25.2 C
Roma
domenica, 25 Maggio, 2025
Home GiornaleOltre le sigle, i cattolici nel cantiere della nuova Italia

Oltre le sigle, i cattolici nel cantiere della nuova Italia

Sono venute meno le condizioni internazionali che produssero la seconda repubblica. La sua fine dischiude straordinarie opportunità. Tuttavia, bisogna riuscire ad anteporre una visione d’insieme alle dispute sulle sigle.

Se si guarda alla condizione socioeconomica del Paese, allo stato reale del grado di partecipazione alla vita democratica, all’incertezza della situazione internazionale, si comprende come il contributo del pensiero sociale cristiano sia quanto mai utile e attuale, come pure nuove forme di impegno dei cattolici in politica. Talvolta però si rischia di perdersi in sentieri tortuosi e dalla destinazione incerta se non cieca, quando invece vi sono autostrade che chiedono solo di essere percorse.

Siamo nel pieno di un cambio d’epoca che in Italia è più avvertibile che altrove perché siamo il Paese all’incrocio dei mondi, che la geopolitica rende termometro e laboratorio del cambiamento su scala globale.

Gli assetti della prima repubblica riflettevano e traevano forza da un vantaggioso compromesso nazionale fra le forze in campo nel perimetro tracciato dagli accordi di Yalta.

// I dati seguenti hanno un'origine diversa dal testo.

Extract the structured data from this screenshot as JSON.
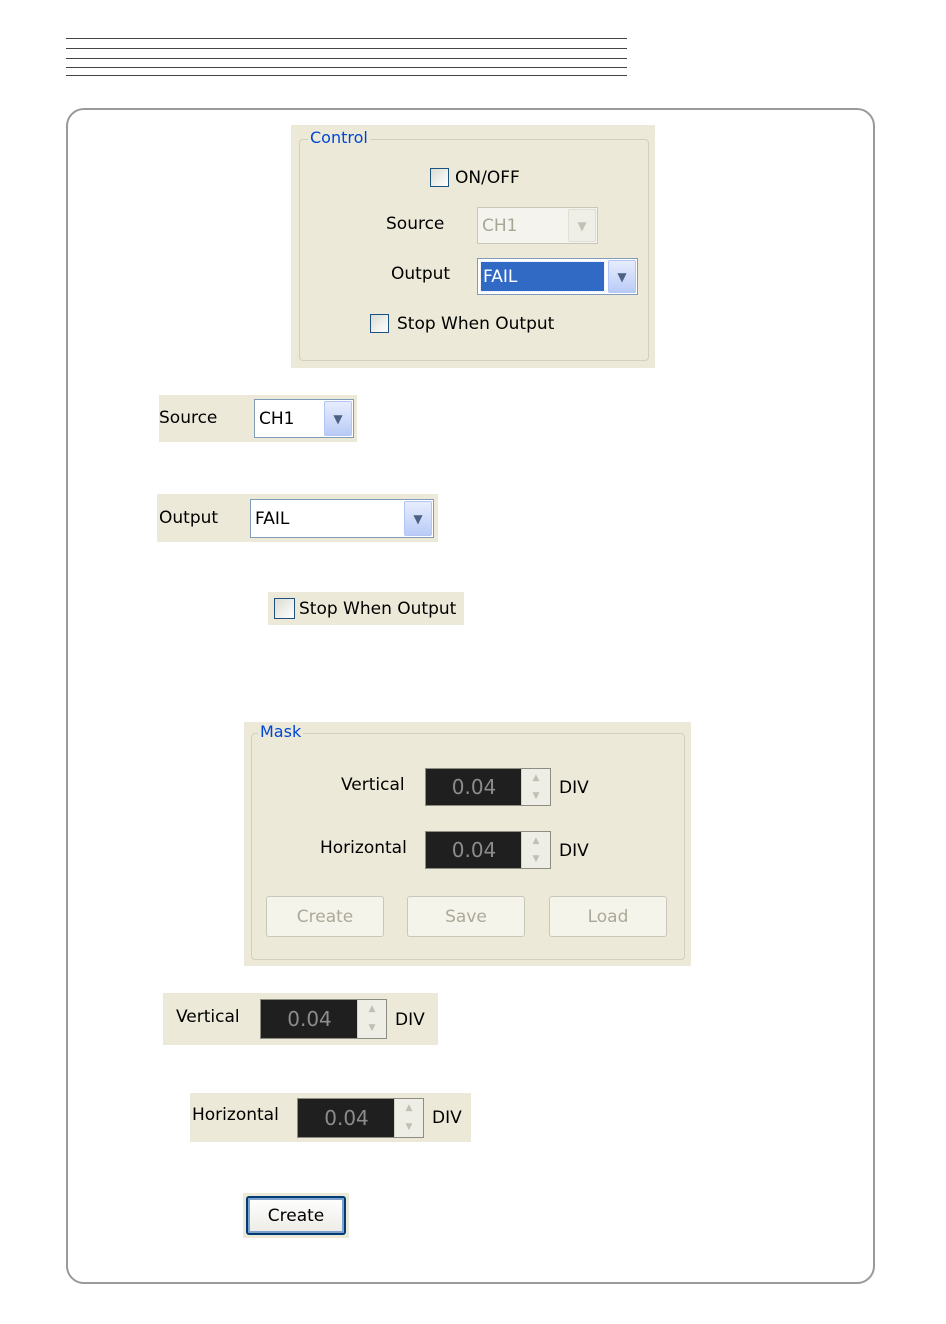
{
  "control_panel": {
    "legend": "Control",
    "onoff_label": "ON/OFF",
    "source_label": "Source",
    "source_value": "CH1",
    "output_label": "Output",
    "output_value": "FAIL",
    "stop_label": "Stop When Output"
  },
  "source_crop": {
    "label": "Source",
    "value": "CH1"
  },
  "output_crop": {
    "label": "Output",
    "value": "FAIL"
  },
  "stop_crop": {
    "label": "Stop When Output"
  },
  "mask_panel": {
    "legend": "Mask",
    "vertical_label": "Vertical",
    "vertical_value": "0.04",
    "vertical_unit": "DIV",
    "horizontal_label": "Horizontal",
    "horizontal_value": "0.04",
    "horizontal_unit": "DIV",
    "create_label": "Create",
    "save_label": "Save",
    "load_label": "Load"
  },
  "vertical_crop": {
    "label": "Vertical",
    "value": "0.04",
    "unit": "DIV"
  },
  "horizontal_crop": {
    "label": "Horizontal",
    "value": "0.04",
    "unit": "DIV"
  },
  "create_crop": {
    "label": "Create"
  },
  "colors": {
    "panel_bg": "#ece9d8",
    "legend_blue": "#0046d5",
    "selection_blue": "#316ac5",
    "spin_bg": "#1f1f1f"
  }
}
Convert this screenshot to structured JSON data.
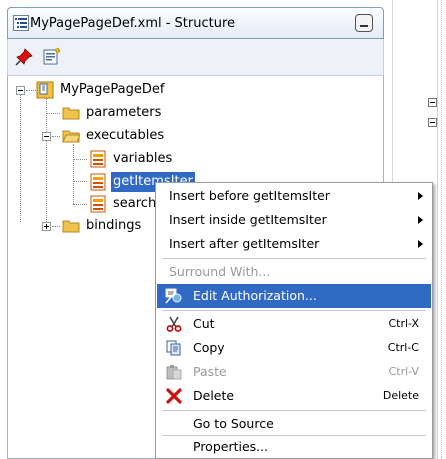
{
  "panel": {
    "title": "MyPagePageDef.xml - Structure"
  },
  "tree": {
    "root": "MyPagePageDef",
    "parameters": "parameters",
    "executables": "executables",
    "variables": "variables",
    "getItemsIter": "getItemsIter",
    "search": "search",
    "bindings": "bindings"
  },
  "context_menu": {
    "insert_before": "Insert before getItemsIter",
    "insert_inside": "Insert inside getItemsIter",
    "insert_after": "Insert after getItemsIter",
    "surround_with": "Surround With...",
    "edit_authorization": "Edit Authorization...",
    "cut": "Cut",
    "cut_shortcut": "Ctrl-X",
    "copy": "Copy",
    "copy_shortcut": "Ctrl-C",
    "paste": "Paste",
    "paste_shortcut": "Ctrl-V",
    "delete": "Delete",
    "delete_shortcut": "Delete",
    "go_to_source": "Go to Source",
    "properties": "Properties..."
  },
  "colors": {
    "selection": "#316ac5",
    "folder": "#f0c24a",
    "disabled_text": "#9a9a9a"
  }
}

E infatti, con il venir meno della divisione bipolare dell’Europa, saltò il modello economico misto, pubblico privato, motore della rinascita italiana. Nella seconda repubblica si è sperimentato un certo qual ritorno a antiche sfere di influenza, da cui la presenza americana aveva preservato l’Italia.

Ma adesso i nuovi assetti che si stanno affermando fra Ovest e Est, Nord e Sud del mondo e all’interno dell’Occidente fra Stati Uniti ed ex potenze coloniali europee, stanno creando un nuovo equilibrio internazionale che necessariamente aprirà una nuova fase politica in Italia.

Si tratta, allora, di guidare il Paese oltre la seconda repubblica. Il bilancio degli ultimi trent’anni è pesante. Come ci dice l’Istat, abbiamo maggiori disuguaglianze, i ceti intermedi arrancano. Il sistema della rappresentanza è stato dissestato in profondità. Occorre superare diffuse solitudini e mancanza di fiducia nel futuro. L’integrazione europea va risvegliata e allineata ai tempi del cambiamento globale.

Prendere atto della fine, per implosione, della seconda repubblica costituisce la premessa di un lavoro di ricostruzione sociale e politico. Una rinascita che, sin dal governo Draghi, già è riscontrabile in alcune direttrici di politica economica, impensabili fino a qualche anno fa, nel settore del credito, dell’energia, delle telecomunicazioni, della difesa. A questa “nuova” declinazione del capitalismo che piacerebbe molto a Fanfani e che da quasi 80 anni è scolpita nella nostra Costituzione, non può mancare il contributo del cattolicesimo politico e sociale. E in effetti non sta mancando, una nuova Camaldoli nei fatti già è in corso, ma bisogna che il consistente apporto dato da esperti e intellettuali sia accompagnato da un contributo corale, da un coinvolgimento popolare nelle linee guida per la ricostruzione dell’Italia secondo il progetto delineato nella Costituzione e per il recupero dello spirito originario del progetto europeo, sorto per rendere impossibili nuove guerre civili europee e non per alimentarle indefinitamente. In questa prospettiva va recuperata la lezione di leaders come Moro, Fanfani, Andreotti, Mattei  precursori e fautori ante litteram di un mondo multipolare che ora vediamo edificarsi davanti ai nostri occhi.

Alla troppa enfasi su numeri, sigle, contenitori, e sotto-contenitori, che spesso accompagna il dibattito su un rinnovato impegno dei cattolici in politica, credo che occorra saper anteporre il primato di una visione adeguata ai tempi che attinge alla migliore tradizione del popolarismo per affrontare le nuove sfide del multilateralismo, del ritorno ad un’economia rispettosa della dignità umana e dell’ambiente, come già indicato da Leone XIV, di un umanesimo che abbracci e orienti l’uso delle nuove tecnologie.